As long as you pay yourself the equivalent of minimum wage, there isn't anything that they can really do. In fact, I am not sure that if you decided to pay yourself $1/yr that they could really do anything about it. They cannot dictate how you divide your income. You can pay yourself mostly in dividends and as long as your records are straight, you should have no trouble passing an audit. I know one guy who had several hundred thousand in annual income in his business. He paid himself $30,000/yr and the rest was either left in the corporation or paid as dividends. He has never had a problem. A low salary could peek their interest, but there is little they could do as long as the numbers add up. With a proprietorship, you have little choice. Everything that is left over after expenses is considered as wages and treated differently than a corporation. Under a corporation you could have the same money, pay yourself a low salary and the rest in dividends so that you will pay less taxes. A proprietor can really get ripped off when it comes to some taxes. Again, it is different with everyone. The best thing is to find a good corporate attorney or CPA that is familiar with this business and you can trust.Originally Posted by no_worries
The piercing of the corporate veil is irrelevant when it comes to a one truck operation. They sue the driver as an individual because he was operating the truck, along with the company. The corporate veil only serves a purpose when it's solely the company being sued. So long as the veil is intact, the owner's personal property is not subject to the suit. Most lawyers will go after the easy money. That usually comes down to the insurance company. If negligence can be proven, then they could come after personal assets. While anyone can be sued, they may or may not be able to get a judgment. In any case, the corporate structure can give some personal protection.

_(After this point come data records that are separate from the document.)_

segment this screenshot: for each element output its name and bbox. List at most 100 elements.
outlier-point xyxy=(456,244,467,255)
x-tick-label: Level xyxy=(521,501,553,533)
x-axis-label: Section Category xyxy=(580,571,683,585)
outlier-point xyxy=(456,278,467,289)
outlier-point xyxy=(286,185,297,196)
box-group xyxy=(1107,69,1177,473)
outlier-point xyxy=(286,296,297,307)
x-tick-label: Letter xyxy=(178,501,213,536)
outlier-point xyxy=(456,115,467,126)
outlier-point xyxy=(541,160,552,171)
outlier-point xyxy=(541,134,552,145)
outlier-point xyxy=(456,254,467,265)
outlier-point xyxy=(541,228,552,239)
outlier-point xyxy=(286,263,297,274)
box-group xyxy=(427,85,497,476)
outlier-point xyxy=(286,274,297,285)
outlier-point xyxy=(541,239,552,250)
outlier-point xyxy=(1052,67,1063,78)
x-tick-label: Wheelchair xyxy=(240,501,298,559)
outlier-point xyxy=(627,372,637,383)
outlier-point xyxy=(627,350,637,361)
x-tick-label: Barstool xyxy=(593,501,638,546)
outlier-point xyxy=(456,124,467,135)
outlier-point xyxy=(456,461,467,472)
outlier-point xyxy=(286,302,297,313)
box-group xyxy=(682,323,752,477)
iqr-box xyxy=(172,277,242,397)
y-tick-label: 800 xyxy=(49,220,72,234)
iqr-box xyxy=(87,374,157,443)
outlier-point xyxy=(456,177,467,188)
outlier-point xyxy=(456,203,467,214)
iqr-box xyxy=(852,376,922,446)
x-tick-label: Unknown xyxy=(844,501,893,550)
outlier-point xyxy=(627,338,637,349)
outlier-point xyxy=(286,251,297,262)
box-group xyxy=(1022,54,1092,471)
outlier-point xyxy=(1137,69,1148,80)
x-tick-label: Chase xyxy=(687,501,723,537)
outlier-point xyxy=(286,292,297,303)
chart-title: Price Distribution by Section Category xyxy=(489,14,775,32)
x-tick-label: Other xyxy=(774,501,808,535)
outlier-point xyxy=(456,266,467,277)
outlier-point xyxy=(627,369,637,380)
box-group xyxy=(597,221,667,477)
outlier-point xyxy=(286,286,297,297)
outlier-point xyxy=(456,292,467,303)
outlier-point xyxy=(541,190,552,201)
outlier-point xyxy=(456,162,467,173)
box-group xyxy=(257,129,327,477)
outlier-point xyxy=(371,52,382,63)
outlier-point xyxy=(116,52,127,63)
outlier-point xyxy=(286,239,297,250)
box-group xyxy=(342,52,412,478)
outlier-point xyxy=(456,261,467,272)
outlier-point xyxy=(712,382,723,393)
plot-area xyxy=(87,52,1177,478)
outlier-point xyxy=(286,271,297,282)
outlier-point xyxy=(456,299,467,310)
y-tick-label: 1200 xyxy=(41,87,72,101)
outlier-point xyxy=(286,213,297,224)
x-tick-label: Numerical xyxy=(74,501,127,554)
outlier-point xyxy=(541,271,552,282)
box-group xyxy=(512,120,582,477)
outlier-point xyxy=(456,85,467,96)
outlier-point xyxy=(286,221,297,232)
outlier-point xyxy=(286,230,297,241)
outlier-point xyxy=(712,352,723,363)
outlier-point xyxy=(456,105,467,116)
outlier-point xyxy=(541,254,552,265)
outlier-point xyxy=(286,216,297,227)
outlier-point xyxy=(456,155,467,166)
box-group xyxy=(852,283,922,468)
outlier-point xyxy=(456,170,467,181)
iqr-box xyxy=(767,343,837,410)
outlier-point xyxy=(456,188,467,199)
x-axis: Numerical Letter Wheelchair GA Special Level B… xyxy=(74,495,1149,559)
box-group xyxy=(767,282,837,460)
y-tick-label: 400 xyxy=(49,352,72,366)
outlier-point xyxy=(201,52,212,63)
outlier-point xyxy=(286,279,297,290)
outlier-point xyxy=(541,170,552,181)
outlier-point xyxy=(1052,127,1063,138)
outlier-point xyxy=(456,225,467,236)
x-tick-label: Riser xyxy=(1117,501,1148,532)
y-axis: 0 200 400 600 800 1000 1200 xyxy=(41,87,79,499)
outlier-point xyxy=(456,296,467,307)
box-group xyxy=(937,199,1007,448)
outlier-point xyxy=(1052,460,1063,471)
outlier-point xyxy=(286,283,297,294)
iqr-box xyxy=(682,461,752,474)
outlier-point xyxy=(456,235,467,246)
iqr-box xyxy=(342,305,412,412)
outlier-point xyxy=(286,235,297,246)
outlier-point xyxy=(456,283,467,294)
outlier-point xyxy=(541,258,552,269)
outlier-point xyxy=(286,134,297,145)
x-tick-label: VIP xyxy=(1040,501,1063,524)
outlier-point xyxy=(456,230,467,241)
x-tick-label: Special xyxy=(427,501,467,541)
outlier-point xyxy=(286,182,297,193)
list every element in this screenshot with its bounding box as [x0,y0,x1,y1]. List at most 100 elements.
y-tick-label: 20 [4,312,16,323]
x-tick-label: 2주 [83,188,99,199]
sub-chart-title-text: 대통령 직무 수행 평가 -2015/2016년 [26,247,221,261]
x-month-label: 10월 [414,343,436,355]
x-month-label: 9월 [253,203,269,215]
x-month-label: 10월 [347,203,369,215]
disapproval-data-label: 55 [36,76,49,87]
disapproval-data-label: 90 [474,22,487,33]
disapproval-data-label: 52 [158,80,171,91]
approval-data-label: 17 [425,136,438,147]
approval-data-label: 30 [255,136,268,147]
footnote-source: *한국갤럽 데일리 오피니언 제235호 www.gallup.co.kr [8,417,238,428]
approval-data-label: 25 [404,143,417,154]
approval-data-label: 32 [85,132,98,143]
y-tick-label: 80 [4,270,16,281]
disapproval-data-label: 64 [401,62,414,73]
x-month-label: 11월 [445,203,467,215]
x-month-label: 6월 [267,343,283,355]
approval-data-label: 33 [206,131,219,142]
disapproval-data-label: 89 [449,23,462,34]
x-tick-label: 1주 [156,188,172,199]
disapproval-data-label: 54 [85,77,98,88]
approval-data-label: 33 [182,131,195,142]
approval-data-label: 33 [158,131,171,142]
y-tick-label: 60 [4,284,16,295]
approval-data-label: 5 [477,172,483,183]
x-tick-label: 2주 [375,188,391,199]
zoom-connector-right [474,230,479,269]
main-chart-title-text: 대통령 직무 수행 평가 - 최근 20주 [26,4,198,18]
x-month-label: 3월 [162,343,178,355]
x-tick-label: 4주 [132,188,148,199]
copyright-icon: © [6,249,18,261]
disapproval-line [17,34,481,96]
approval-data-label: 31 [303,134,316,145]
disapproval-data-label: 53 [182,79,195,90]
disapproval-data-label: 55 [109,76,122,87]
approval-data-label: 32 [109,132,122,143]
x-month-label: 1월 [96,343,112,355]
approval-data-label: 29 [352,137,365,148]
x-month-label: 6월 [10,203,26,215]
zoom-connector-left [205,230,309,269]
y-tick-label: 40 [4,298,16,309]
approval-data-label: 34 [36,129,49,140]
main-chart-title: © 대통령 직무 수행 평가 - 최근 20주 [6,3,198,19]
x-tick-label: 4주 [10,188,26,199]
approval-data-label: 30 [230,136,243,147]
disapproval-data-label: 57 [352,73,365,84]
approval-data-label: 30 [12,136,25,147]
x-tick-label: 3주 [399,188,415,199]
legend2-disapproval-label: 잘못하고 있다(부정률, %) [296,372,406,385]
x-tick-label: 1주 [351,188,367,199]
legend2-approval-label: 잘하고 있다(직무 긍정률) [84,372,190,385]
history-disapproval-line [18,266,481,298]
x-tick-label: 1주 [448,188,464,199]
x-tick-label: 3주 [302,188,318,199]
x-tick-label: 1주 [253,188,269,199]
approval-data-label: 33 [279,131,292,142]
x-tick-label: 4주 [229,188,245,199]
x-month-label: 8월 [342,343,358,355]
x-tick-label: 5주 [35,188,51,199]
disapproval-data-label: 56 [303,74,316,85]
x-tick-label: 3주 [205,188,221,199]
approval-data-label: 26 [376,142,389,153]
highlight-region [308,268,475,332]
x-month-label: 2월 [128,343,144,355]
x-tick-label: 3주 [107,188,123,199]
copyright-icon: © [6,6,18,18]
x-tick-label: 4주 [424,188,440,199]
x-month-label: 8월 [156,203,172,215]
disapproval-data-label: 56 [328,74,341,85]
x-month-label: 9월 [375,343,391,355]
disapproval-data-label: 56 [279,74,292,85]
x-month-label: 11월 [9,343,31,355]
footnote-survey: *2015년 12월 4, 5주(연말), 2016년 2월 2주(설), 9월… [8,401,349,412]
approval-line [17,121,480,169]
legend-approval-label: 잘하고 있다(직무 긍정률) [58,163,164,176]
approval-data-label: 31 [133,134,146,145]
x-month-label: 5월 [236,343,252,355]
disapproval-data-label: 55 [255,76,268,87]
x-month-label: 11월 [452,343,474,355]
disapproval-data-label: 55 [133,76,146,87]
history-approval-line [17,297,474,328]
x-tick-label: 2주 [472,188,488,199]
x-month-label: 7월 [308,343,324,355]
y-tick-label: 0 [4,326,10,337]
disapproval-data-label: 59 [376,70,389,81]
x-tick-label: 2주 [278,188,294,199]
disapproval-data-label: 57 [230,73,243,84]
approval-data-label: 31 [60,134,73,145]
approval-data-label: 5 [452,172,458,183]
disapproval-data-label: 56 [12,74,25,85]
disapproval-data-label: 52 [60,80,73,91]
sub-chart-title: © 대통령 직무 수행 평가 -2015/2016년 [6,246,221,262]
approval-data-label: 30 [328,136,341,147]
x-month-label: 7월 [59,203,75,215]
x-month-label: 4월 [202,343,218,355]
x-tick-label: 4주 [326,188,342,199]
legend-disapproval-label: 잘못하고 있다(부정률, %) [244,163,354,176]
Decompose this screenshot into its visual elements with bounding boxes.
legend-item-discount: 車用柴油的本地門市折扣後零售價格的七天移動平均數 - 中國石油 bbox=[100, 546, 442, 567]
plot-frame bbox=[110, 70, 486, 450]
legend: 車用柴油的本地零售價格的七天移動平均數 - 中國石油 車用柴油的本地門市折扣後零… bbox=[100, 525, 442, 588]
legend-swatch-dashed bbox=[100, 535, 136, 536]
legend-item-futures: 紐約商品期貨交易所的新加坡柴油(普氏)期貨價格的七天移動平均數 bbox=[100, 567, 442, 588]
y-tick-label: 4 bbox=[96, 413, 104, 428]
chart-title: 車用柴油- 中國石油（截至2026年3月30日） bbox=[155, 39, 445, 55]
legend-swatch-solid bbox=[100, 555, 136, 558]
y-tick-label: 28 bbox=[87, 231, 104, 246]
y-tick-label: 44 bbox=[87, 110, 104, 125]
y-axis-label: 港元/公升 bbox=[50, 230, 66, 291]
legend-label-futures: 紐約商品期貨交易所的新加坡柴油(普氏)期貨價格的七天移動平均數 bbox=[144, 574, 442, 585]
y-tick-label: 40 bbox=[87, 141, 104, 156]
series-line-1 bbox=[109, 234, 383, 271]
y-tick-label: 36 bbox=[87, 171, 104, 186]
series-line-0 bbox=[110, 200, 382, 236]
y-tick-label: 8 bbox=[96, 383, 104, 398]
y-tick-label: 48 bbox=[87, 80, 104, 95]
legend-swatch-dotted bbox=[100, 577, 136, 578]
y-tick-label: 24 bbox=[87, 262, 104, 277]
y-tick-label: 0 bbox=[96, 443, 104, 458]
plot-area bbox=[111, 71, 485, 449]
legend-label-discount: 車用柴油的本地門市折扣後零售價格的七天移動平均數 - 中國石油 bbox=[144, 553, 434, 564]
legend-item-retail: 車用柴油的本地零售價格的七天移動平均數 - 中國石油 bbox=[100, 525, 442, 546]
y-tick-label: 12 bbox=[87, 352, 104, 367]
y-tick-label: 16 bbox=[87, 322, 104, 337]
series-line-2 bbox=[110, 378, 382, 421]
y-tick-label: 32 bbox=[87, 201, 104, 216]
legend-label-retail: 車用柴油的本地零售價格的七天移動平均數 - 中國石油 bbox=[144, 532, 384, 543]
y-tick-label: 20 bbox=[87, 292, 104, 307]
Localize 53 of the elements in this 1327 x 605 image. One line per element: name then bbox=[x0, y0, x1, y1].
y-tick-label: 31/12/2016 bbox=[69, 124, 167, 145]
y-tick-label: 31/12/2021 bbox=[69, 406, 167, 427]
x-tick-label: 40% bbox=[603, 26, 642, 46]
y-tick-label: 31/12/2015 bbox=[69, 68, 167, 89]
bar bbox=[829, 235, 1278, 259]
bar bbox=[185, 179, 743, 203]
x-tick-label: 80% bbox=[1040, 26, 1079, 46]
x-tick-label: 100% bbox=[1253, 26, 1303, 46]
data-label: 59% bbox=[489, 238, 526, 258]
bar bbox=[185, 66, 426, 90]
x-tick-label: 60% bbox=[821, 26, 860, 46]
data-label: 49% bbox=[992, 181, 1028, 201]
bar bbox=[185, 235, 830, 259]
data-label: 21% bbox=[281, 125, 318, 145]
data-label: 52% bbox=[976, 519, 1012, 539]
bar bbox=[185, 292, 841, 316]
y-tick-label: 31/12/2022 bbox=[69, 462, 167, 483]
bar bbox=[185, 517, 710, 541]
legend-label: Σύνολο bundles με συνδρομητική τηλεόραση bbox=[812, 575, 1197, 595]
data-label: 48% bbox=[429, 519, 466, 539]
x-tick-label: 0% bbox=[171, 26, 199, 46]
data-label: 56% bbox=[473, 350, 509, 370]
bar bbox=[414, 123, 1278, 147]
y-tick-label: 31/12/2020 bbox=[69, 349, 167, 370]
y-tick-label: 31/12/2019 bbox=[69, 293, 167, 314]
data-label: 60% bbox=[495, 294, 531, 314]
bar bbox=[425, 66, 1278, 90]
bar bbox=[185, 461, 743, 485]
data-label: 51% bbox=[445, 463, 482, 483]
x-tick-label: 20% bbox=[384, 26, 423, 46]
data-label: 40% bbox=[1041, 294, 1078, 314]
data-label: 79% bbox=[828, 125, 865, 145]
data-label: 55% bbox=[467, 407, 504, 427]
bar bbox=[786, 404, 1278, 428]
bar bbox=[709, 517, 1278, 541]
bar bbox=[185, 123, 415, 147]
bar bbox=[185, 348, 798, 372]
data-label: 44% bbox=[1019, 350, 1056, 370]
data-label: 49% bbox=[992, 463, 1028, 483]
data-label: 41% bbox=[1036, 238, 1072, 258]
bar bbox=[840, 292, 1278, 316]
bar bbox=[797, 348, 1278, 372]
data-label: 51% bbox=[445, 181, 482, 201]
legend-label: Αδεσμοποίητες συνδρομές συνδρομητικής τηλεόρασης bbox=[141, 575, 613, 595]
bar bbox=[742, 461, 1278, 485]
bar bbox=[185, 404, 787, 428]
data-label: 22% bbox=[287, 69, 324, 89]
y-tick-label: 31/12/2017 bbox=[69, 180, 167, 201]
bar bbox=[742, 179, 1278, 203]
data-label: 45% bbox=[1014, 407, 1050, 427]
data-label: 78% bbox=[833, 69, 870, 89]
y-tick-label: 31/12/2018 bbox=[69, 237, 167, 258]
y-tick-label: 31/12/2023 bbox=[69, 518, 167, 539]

It is indeed sad that most O/O's don't net more. But surely you'd agree that most of them end up making no more than they would as company drivers. ATBS and some others post numbers every once in awhile regarding income levels. A good percentage make less than they would as company drivers. Of course, most think they are doing better than they are because they don't understand proper accounting; they simply look at cash flow.
You are correct. Most think that just because they have a lot of cash flow that they are making money. As you and I know, you could be grossing millions of dollars and still be going bankrupt. Owner operators should find a good tax professional to help them do some tax planning and help lower their tax bite. It would be good to find someone who is experienced in this business. I would prefer someone local rather than one of the services such as ATBS, but that is only a personal preference. Having a good accounting program or spreadsheet to keep records up to date can also help. You don't even need to have software as long as you write everything down. I think those who have failed are most likely the ones who have kept poor records. They don't know that they are broke until it is too late.
The analysis has been done many times regarding the threshold where meaningful tax benefits kick in. While they certainly result in a range, $60,000 is the most commonly cited number. Of course, this is assuming that everything complies with IRS guidelines. The biggest issue (and one you and I have argued before) is the salary level. If you gross $200,000 on 90-100,000 miles and try to pay yourself just $20,000 in salary, you'd have a hard time justifying that as reasonable in an audit. Of course, they have to audit you to catch you.